Makbeth par le Munstrum Théâtre, conception Louis Arene et Lionel Lingelser, mise en scène de Louis Arene
Makbeth par le Munstrum Théâtre, conception: Louis Arene et Lionel Lingelser, mise en scène de Louis Arene
Créé en 1897 près de Pigalle à Paris, le Théâtre du Grand-Guignol présentait des spectacles spécialisés dans l’horreur et le macabre, inspirés de faits-divers relatés dans la presse. Et hyperréalistes avec images d’une violence jamais vue et grands numéros d’acteur. Ce théâtre de pur divertissement jouait sur le côté voyeur du public et a longtemps connu un grand succès jusque dans les années cinquante. Louis Arene a adapté cette célèbre pièce de Shakespeare mais s’écarte ici du fait-divers et peint le monde d’aujourd’hui mais avec une forte dose d’humour que les nombreux jeunes spectateurs de la salle apprécient beaucoup…
Ce théâtre engagé veut avoir un sens politique. «Tout comme Makbeth, disent ses concepteurs, les hommes puissants commettent encore des massacres au nom de la paix et, sous le vernis de notre civilisation éclairée, la barbarie gronde. Comment ne pas reconnaitre dans l’ensauvagement des conflits mondiaux actuels, l’escalade meurtrière du héros shakespearien?
Nous montons Makbeth car la douleur de ce monde est insupportable. Inlassablement, regarder la violence en face, l’enfer que l’humanité s’est créé pour elle-même. Essayer d’interpréter les schémas qui nous plongent dans le malheur pour essayer d’endiguer leur répétition cyclique. »
Avant le spectacle, Clémence Huckel, du Munstrum théâtre, précise que ce spectacle a demandé trois ans de préparation et l’engagement de quarante artistes, et que vingt structures partenaires en ont permis l’éclosion. Une façon pour cette compagnie de défendre le service public de la Culture, de plus en plus remis en cause ! Cela commence par une bataille hyperréaliste et on entend un cri: « Tue-les tous et fait le tri après. » Et en même temps, son esthétique est digne d’une production hollywoodienne. Comme un personnage le souligne: « Je lui ai parlé de la beauté de ces corps d’hommes sur le champ de bataille. ».
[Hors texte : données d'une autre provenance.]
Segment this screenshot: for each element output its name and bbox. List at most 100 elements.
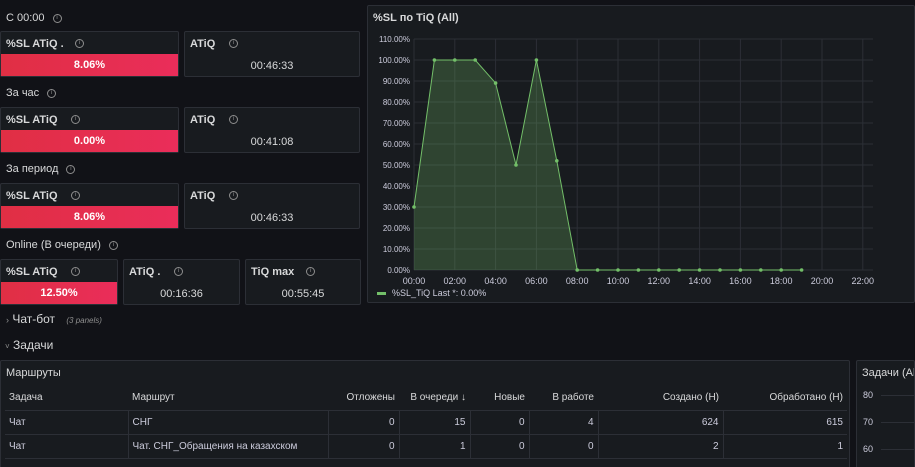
info-icon[interactable]: i	[71, 115, 80, 124]
section-title-last-hour: За час i	[6, 87, 57, 99]
cell-deferred: 0	[327, 410, 399, 435]
info-icon[interactable]: i	[306, 267, 315, 276]
grid-line	[881, 395, 914, 396]
column-header[interactable]: В очереди ↓	[399, 386, 470, 411]
y-tick-label: 40.00%	[383, 182, 410, 191]
data-point[interactable]	[677, 268, 681, 272]
info-icon[interactable]: i	[75, 39, 84, 48]
info-icon[interactable]: i	[71, 267, 80, 276]
panel-title: %SL ATiQ	[6, 266, 58, 278]
sl-tiq-chart: 0.00% 10.00% 20.00% 30.00% 40.00% 50.00% 60.00…	[377, 35, 875, 298]
stat-panel-tiq-max: TiQ max i 00:55:45	[245, 259, 361, 305]
row-chatbot-collapsed[interactable]: › Чат-бот (3 panels)	[6, 312, 102, 326]
info-icon[interactable]: i	[229, 39, 238, 48]
y-tick-label: 70.00%	[383, 119, 410, 128]
x-tick-label: 20:00	[811, 276, 834, 286]
sl-value-bar: 8.06%	[1, 206, 178, 228]
atiq-value: 00:46:33	[250, 212, 294, 224]
y-tick-label: 60.00%	[383, 140, 410, 149]
panel-title: ATiQ .	[129, 266, 161, 278]
column-header[interactable]: Обработано (Н)	[723, 386, 847, 411]
data-point[interactable]	[657, 268, 661, 272]
info-icon[interactable]: i	[66, 164, 76, 174]
cell-in-progress: 4	[528, 410, 598, 435]
data-point[interactable]	[759, 268, 763, 272]
data-point[interactable]	[432, 58, 437, 62]
x-tick-label: 02:00	[444, 276, 467, 286]
data-point[interactable]	[636, 268, 641, 272]
chevron-right-icon: ›	[6, 315, 9, 325]
y-tick-label: 110.00%	[379, 35, 410, 44]
y-tick-label: 30.00%	[383, 203, 410, 212]
panel-title: TiQ max	[251, 266, 295, 278]
info-icon[interactable]: i	[47, 88, 57, 98]
data-point[interactable]	[595, 268, 600, 272]
panel-title: %SL ATiQ	[6, 114, 58, 126]
info-icon[interactable]: i	[229, 115, 238, 124]
column-header[interactable]: В работе	[529, 386, 598, 411]
data-point[interactable]	[697, 268, 702, 272]
column-header[interactable]: Новые	[470, 386, 529, 411]
column-header[interactable]: Задача	[5, 386, 128, 411]
x-tick-label: 18:00	[770, 276, 793, 286]
cell-created: 2	[597, 434, 723, 459]
section-title-period: За период i	[6, 163, 76, 175]
data-point[interactable]	[779, 268, 783, 272]
atiq-value: 00:46:33	[250, 60, 294, 72]
grid-line	[881, 449, 914, 450]
data-point[interactable]	[575, 268, 579, 272]
row-title: Задачи	[13, 338, 54, 352]
data-point[interactable]	[514, 163, 518, 167]
data-point[interactable]	[718, 268, 722, 272]
stat-panel-sl-online: %SL ATiQ i 12.50%	[0, 259, 118, 305]
x-tick-label: 22:00	[852, 276, 875, 286]
y-tick-label: 70	[863, 417, 874, 427]
y-tick-label: 20.00%	[383, 224, 410, 233]
sl-value-bar: 0.00%	[1, 130, 178, 152]
info-icon[interactable]: i	[174, 267, 183, 276]
stat-panel-sl-hour: %SL ATiQ i 0.00%	[0, 107, 179, 153]
info-icon[interactable]: i	[108, 240, 118, 250]
data-point[interactable]	[453, 58, 457, 62]
data-point[interactable]	[412, 205, 416, 209]
data-point[interactable]	[799, 268, 804, 272]
cell-processed: 1	[722, 434, 847, 459]
stat-panel-atiq-period: ATiQ i 00:46:33	[184, 183, 360, 229]
x-tick-label: 16:00	[729, 276, 752, 286]
data-point[interactable]	[493, 81, 498, 85]
panel-title: %SL ATiQ .	[6, 38, 64, 50]
panel-title: %SL ATiQ	[6, 190, 58, 202]
column-header[interactable]: Маршрут	[128, 386, 328, 411]
column-header[interactable]: Отложены	[328, 386, 399, 411]
cell-in-progress: 0	[528, 434, 598, 459]
stat-panel-atiq-today: ATiQ i 00:46:33	[184, 31, 360, 77]
legend-label[interactable]: %SL_TiQ Last *: 0.00%	[392, 288, 486, 298]
row-tasks-expanded[interactable]: ˅ Задачи	[5, 338, 53, 352]
y-tick-label: 60	[863, 444, 874, 454]
data-point[interactable]	[473, 58, 477, 62]
cell-new: 0	[469, 410, 529, 435]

Puis, nous découvrons les protagonistes de cette tragédie que les acteurs incarnent avec une folie jubilatoire. Louis Arene (Makbeth), Sophie Botte (Banquo), Delphine Cottu (Duncan, Fleance, Lady Makduff), Olivia Dalric (Ross), Lionel Lingelser (Lady Makbeth), Anthony Martine (Malcolm), François Praud (Makduff) et Erwan Tarlet (Le Fou) sont exceptionnels. Comme les régisseurs-plateau qui font ici un travail remarquable… et exténuant. A un rythme soutenu, et sur deux heures, ils accompagnent chaque changement de tableau.
Le théâtre de la cruauté, tant idéalisé par les passionnés d’Antonin Artaud, s’exprime ici grâce aux créateurs du Munstrum: Louis Arene et Lionel Lingelser. Même si, comme le dit le Fou à propos des entorses au texte, William Shakespeare pourrait se retourner plusieurs fois dans sa tombe: «You are not au bout de vos peines. » Nous assistons à un spectacle total, à une sorte d’opéra violent et provocateur avec un engagement physique extrême des acteurs dont corps est métamorphosé par des prothèses et des masques, chants, musique, effets spéciaux (fumée) totalement maitrisés. Ce spectacle fort de sens et d’une esthétique réussie, marquera pour longtemps l’histoire du spectacle du XXI ème siècle. Le Munstrum Théâtre a reçu le Prix de la meilleure création d’éléments scéniques, décerné par le Syndicat de la critique en juin 25 mais aurait pu en recevoir d’autres…
Jean Couturier
Jusqu’au 13 décembre, Théâtre du Rond-Point, 2 bis avenue Franklin D. Roosevelt, Paris (VIII ème). T. : 01 44 95 98 21.
Le 5 et 6 mars, Le Carreau-Scène nationale de Forbach (Moselle). Le 11 et 12 mars MC2, Grenoble (Isère).